It’s a big Lafayette selling point. You take I-78 east, and in about an hour you’re at the center of the universe.
The Big Apple. New York, N.Y.
But recently, we made a move to draw the cosmopolitan American city closer than it’s ever been.
Lafayette has agreed to a lease with New York Law School for Lafayette classroom space in the Tribeca neighborhood of Lower Manhattan. Students, faculty, and others affiliated with the College will now have nearly 1,500 square feet of space — two classrooms and a common area — in the heart of New York’s museums, architecture, and culture.
“Lafayette is incredibly fortunate to be close enough to New York City to take advantage of the educational opportunity that the city offers,” says President Alison Byerly. “Very few liberal arts colleges have that kind of proximity, and we really want to be able to allow our students to take the fullest advantage of being close to a major metropolitan area and all the resources it offers.”
The space features two versatile rooms, each capable of serving a 25-student class. A hallway separates the two rooms.

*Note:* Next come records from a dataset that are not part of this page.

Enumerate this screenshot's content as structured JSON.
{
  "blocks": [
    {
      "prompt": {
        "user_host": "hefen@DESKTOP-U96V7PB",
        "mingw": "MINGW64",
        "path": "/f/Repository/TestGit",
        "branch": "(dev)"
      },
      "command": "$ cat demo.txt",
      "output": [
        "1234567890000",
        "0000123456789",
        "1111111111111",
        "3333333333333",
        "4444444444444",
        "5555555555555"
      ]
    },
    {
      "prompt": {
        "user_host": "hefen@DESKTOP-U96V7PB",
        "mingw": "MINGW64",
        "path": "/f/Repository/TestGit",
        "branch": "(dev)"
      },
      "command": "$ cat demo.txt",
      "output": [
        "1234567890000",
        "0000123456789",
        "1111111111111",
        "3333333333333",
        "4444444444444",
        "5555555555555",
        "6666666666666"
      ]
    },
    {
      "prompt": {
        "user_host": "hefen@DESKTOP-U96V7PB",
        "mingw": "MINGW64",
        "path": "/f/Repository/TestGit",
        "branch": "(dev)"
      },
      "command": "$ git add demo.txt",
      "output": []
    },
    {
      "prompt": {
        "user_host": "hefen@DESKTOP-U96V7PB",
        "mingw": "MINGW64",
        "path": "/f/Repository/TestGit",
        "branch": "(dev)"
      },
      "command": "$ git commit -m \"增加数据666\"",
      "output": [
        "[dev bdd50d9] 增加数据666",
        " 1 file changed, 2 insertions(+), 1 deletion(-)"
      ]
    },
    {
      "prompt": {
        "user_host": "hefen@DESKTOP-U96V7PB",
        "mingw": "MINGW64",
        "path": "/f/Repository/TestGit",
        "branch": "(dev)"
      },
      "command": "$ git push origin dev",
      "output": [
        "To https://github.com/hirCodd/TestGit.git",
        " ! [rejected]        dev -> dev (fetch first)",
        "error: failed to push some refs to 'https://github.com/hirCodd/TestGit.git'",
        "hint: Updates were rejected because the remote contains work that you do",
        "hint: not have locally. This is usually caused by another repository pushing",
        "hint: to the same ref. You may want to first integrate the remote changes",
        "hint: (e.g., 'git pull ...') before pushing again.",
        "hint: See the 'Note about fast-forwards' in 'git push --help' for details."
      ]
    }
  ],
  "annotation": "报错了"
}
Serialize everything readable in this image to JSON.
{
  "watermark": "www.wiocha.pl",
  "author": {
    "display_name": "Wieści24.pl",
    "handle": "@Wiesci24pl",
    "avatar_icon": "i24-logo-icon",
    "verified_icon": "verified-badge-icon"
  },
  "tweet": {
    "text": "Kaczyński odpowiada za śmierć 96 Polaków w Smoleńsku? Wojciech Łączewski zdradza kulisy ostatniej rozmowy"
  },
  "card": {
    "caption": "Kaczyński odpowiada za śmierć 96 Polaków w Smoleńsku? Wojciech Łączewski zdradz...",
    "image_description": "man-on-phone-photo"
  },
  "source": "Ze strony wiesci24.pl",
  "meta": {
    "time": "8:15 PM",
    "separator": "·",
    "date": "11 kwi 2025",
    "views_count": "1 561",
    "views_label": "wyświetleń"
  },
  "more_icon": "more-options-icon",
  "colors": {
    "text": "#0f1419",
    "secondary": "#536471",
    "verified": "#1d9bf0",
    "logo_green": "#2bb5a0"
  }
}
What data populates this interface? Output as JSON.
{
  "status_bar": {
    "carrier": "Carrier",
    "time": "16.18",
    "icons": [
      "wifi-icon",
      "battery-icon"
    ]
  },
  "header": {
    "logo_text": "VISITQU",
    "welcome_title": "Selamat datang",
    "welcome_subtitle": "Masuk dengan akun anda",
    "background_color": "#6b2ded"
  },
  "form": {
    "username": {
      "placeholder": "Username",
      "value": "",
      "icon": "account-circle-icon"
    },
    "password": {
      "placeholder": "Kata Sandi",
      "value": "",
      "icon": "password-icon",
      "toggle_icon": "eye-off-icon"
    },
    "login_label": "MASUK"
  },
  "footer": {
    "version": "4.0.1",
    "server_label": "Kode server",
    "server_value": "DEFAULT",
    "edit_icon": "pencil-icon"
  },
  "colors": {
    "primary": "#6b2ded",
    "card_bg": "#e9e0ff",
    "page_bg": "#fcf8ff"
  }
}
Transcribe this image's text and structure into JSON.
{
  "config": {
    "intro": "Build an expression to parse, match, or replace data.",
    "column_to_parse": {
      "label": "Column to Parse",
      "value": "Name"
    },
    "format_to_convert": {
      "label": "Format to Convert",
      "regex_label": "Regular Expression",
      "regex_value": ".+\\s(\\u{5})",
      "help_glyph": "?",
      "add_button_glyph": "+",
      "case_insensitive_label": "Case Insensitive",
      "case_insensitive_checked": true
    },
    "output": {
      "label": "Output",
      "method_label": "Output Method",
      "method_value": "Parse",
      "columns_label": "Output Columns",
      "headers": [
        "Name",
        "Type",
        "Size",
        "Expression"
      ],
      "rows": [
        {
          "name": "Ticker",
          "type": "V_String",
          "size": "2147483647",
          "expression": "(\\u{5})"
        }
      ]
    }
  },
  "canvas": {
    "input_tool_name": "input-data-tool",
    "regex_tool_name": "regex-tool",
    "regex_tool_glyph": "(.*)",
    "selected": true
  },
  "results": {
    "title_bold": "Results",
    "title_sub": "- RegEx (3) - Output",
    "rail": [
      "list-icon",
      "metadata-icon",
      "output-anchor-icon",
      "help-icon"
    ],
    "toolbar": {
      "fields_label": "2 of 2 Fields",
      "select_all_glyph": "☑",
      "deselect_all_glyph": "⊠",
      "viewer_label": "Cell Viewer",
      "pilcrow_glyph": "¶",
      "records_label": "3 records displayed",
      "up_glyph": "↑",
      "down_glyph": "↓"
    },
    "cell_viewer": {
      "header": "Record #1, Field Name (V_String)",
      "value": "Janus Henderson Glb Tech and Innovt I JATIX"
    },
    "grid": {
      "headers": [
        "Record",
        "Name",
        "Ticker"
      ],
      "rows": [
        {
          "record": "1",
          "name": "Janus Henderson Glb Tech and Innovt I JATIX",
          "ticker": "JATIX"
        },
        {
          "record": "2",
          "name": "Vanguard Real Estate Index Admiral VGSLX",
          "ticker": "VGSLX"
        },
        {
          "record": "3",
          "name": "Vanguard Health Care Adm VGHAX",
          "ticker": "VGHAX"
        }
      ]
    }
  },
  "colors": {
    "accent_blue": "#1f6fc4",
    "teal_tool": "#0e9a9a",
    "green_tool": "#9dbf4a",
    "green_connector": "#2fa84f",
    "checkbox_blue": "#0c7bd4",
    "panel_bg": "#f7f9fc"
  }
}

“There are long hallways with glass curtain walls” allowing views of buildings, says Robert Mattison, Metzgar Professor of Art. “I can pull open curtains and teach the whole history of architecture.”
The idea, Mattison says, is several years old but gained traction once Byerly’s administration took the helm in 2013.

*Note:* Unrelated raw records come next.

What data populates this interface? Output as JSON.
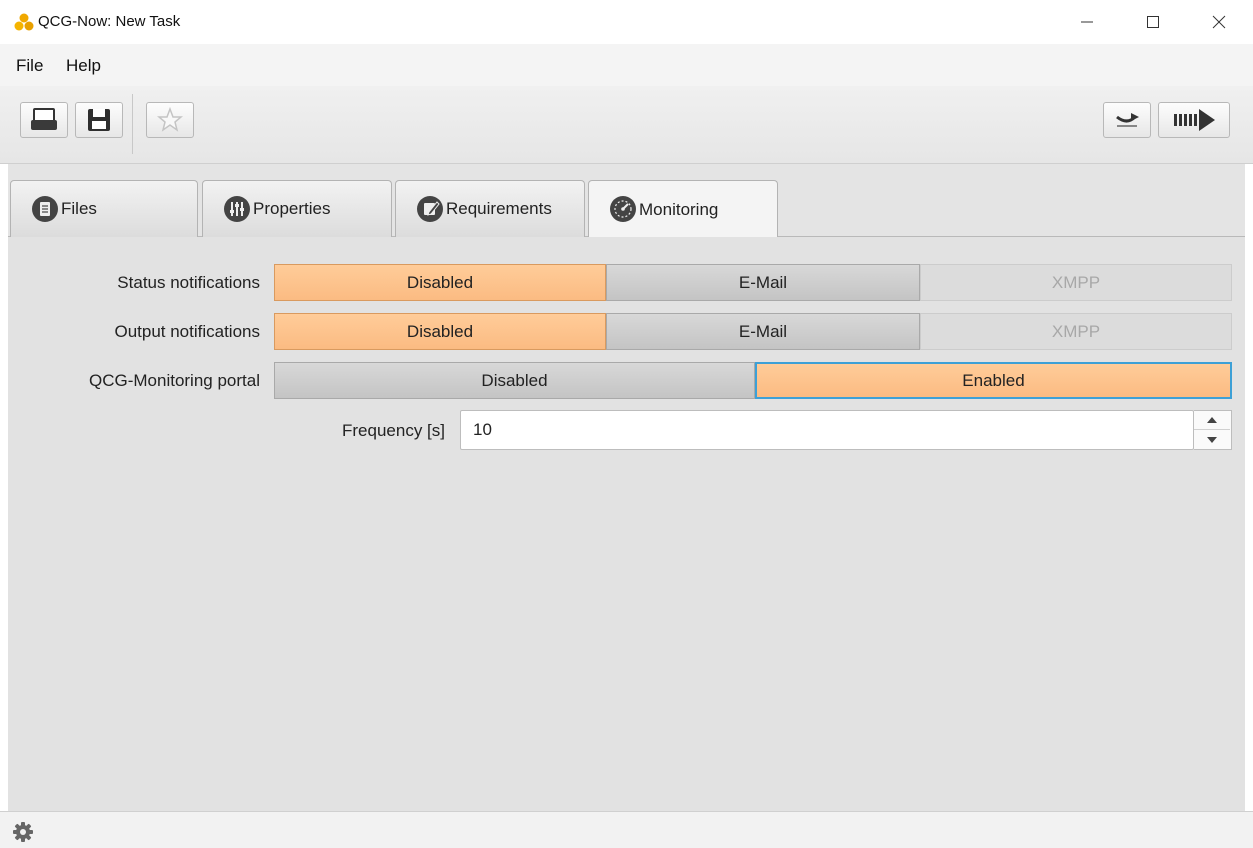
{
  "window": {
    "title": "QCG-Now: New Task",
    "app_icon": "honeycomb-cluster-icon",
    "controls": {
      "minimize": "minimize-icon",
      "maximize": "maximize-icon",
      "close": "close-icon"
    }
  },
  "menubar": {
    "items": [
      {
        "label": "File"
      },
      {
        "label": "Help"
      }
    ]
  },
  "toolbar": {
    "left_buttons": [
      {
        "icon": "print-icon"
      },
      {
        "icon": "save-icon"
      },
      {
        "icon": "star-icon"
      }
    ],
    "right_buttons": [
      {
        "icon": "submit-arrow-icon"
      },
      {
        "icon": "run-arrow-icon"
      }
    ]
  },
  "tabs": [
    {
      "label": "Files",
      "icon": "file-icon",
      "active": false
    },
    {
      "label": "Properties",
      "icon": "sliders-icon",
      "active": false
    },
    {
      "label": "Requirements",
      "icon": "edit-icon",
      "active": false
    },
    {
      "label": "Monitoring",
      "icon": "gauge-icon",
      "active": true
    }
  ],
  "monitoring": {
    "status_notifications": {
      "label": "Status notifications",
      "options": [
        "Disabled",
        "E-Mail",
        "XMPP"
      ],
      "selected": "Disabled"
    },
    "output_notifications": {
      "label": "Output notifications",
      "options": [
        "Disabled",
        "E-Mail",
        "XMPP"
      ],
      "selected": "Disabled"
    },
    "portal": {
      "label": "QCG-Monitoring portal",
      "options": [
        "Disabled",
        "Enabled"
      ],
      "selected": "Enabled"
    },
    "frequency": {
      "label": "Frequency [s]",
      "value": "10"
    }
  },
  "statusbar": {
    "icon": "gear-icon"
  },
  "colors": {
    "selected_segment": "#fbbb82",
    "unselected_segment": "#c8c8c8",
    "focus_border": "#3da0d6",
    "app_icon": "#f0a800"
  }
}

A faculty committee was assembled. It included Mattison; David Veshosky, associate professor of civil and environmental engineering; Kirk O’Riordan, associate professor of music/director of bands; Mary Jo Lodge, associate professor of theater; and Michael Kelly, associate professor of economics.
John O’Keefe, vice president and chief information officer, led the group, which worked with New York-based consultant U3 Advisors to find a space. Lafayette owns an investment office at 40th Street and Park Avenue, but determined it wasn’t cost effective to expand it into something students and faculty could use.
In addition to Mattison, who hopes to bring students there several times in the spring semester, other faculty are planning opportunities for other classes, musical and theatrical performances, and more. Alumni, admissions officers, career services, and others at the College are already imagining uses for the rooms: interviews, receptions, networking meetings between students and alums.
“We’re starting out with this in a way that I think we can control and make sense and see where it goes,” Mattison says. “It distinguishes us from so many other schools.”